Charter Communications (NASDAQ: CHTR) headquartered in Stamford, CT and Cox Communications, a subsidiary of privately held Cox Enterprises based in Atlanta agreed to merge their mobile, broadband, video, and customer service businesses. The deal values Cox Communications at approximately $34.5 billion, including $12 billion in debt, based on a trading multiple of 6.44x.
Cox Communications is the third largest cable television company in the U.S., behind Comcast (NASDAQ: CMCSA) and Charter, according to Inside Towers Intelligence. Cox’s network passes more than 12 million homes across 18 states, from California to Virginia. Cox serves 6.5 million customers with digital cable, internet, telephone, and home security services. In its Q1 2025 earnings report, Charter, operating under the Spectrum brand, reported more than 57 million homes passed and connections to 31.3 million residential and small business customers across 41 states.

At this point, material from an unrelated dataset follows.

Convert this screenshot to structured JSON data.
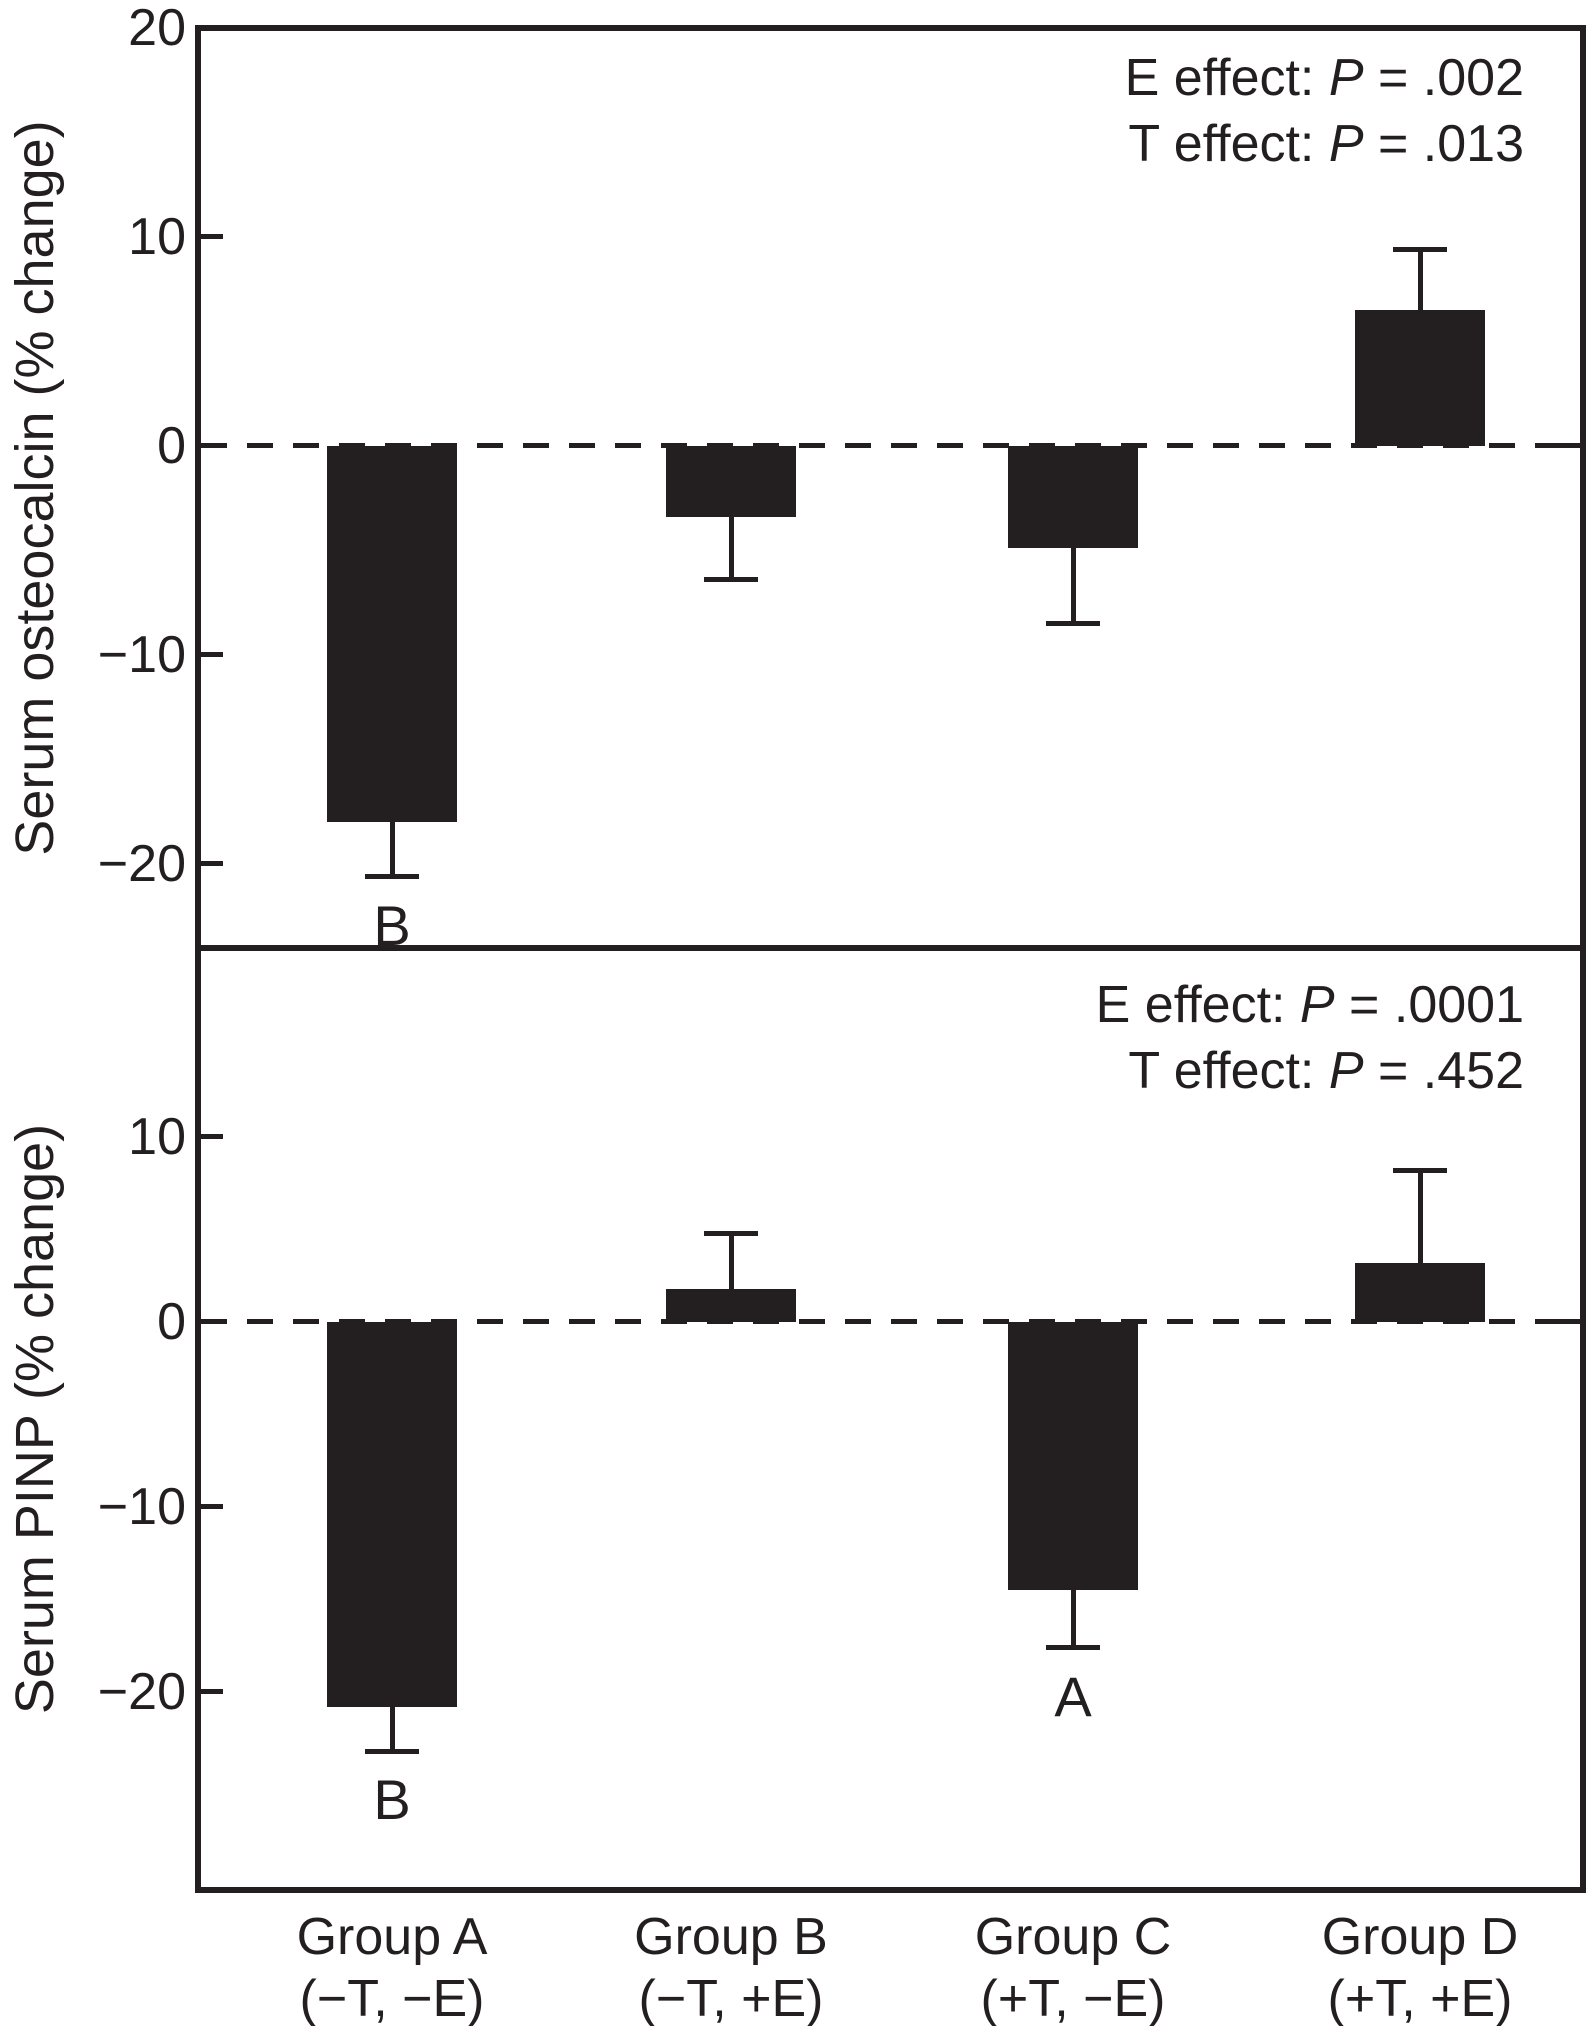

The combined company would become America’s largest cable TV and broadband provider by subscribers, surpassing Comcast.
Both companies own 3.5 GHz CBRS spectrum. In FCC Auction 105, Cox spent $213 million on 470 Priority Access Licenses in 173 counties, while Charter paid $464 million for 210 PALs in 106 counties, Inside Towers reported. Both cablecos bundle mobile services with broadband. Cox operates as an MVNO on Verizon (NYSE: VZ) and T-Mobile (NASDAQ: TMUS) networks. Charter, also a Verizon MVNO, says it is developing its own CBRS wireless infrastructure to generate new revenue, stem broadband losses to competitors, and reduce reliance on Verizon.

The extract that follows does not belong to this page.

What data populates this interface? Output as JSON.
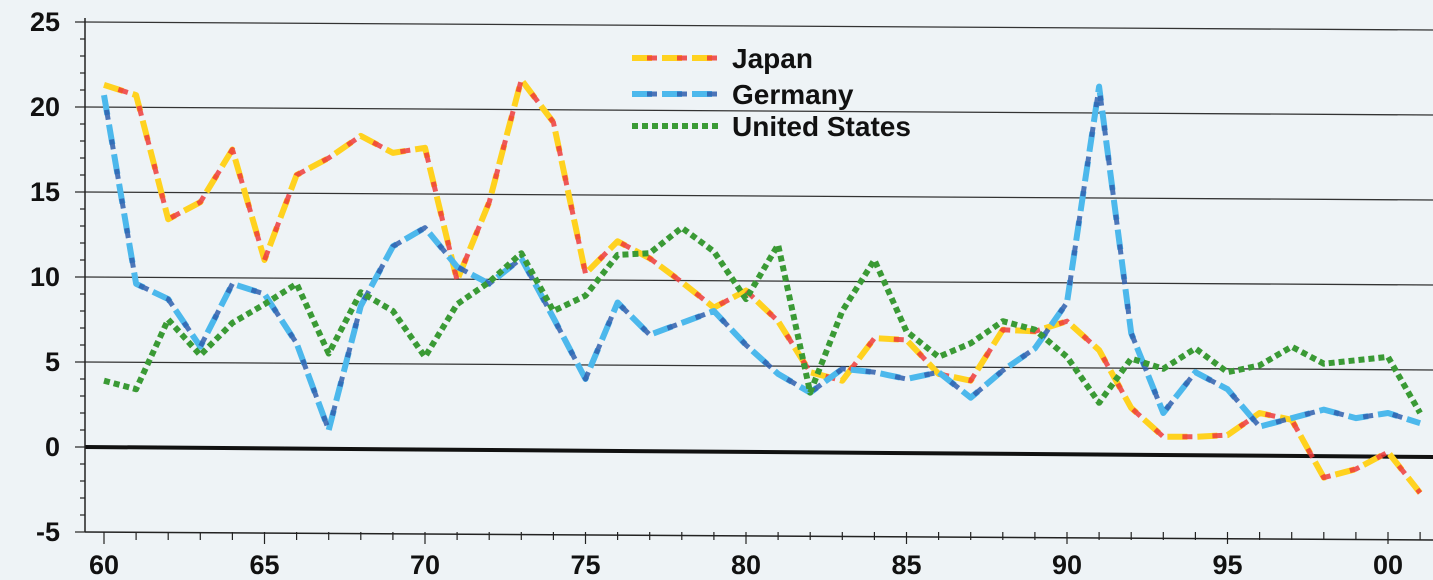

Charter will acquire Cox’s commercial fiber and IT/cloud businesses. Cox will contribute its residential cable business to Charter Holdings, a subsidiary of Charter. Within a year after closing, the combined company will change its name to Cox Communications. Spectrum will be the consumer-facing brand within the communities Cox serves.
The combined company will remain headquartered in Stamford and maintain a significant presence on Cox’s Atlanta campus. Charter CEO Chris Winfrey will remain as CEO of the new organization, and Cox Enterprises CEO Alex Taylor will serve as chairman.
With planned investments in cable and wireless infrastructure expansion and development of third-party services, the combined business is projected to generate higher cash flow per passing while reducing capital expenditure and operating expense per passing. Charter projects approximately $500 million of annualized cost synergies within three years of closing.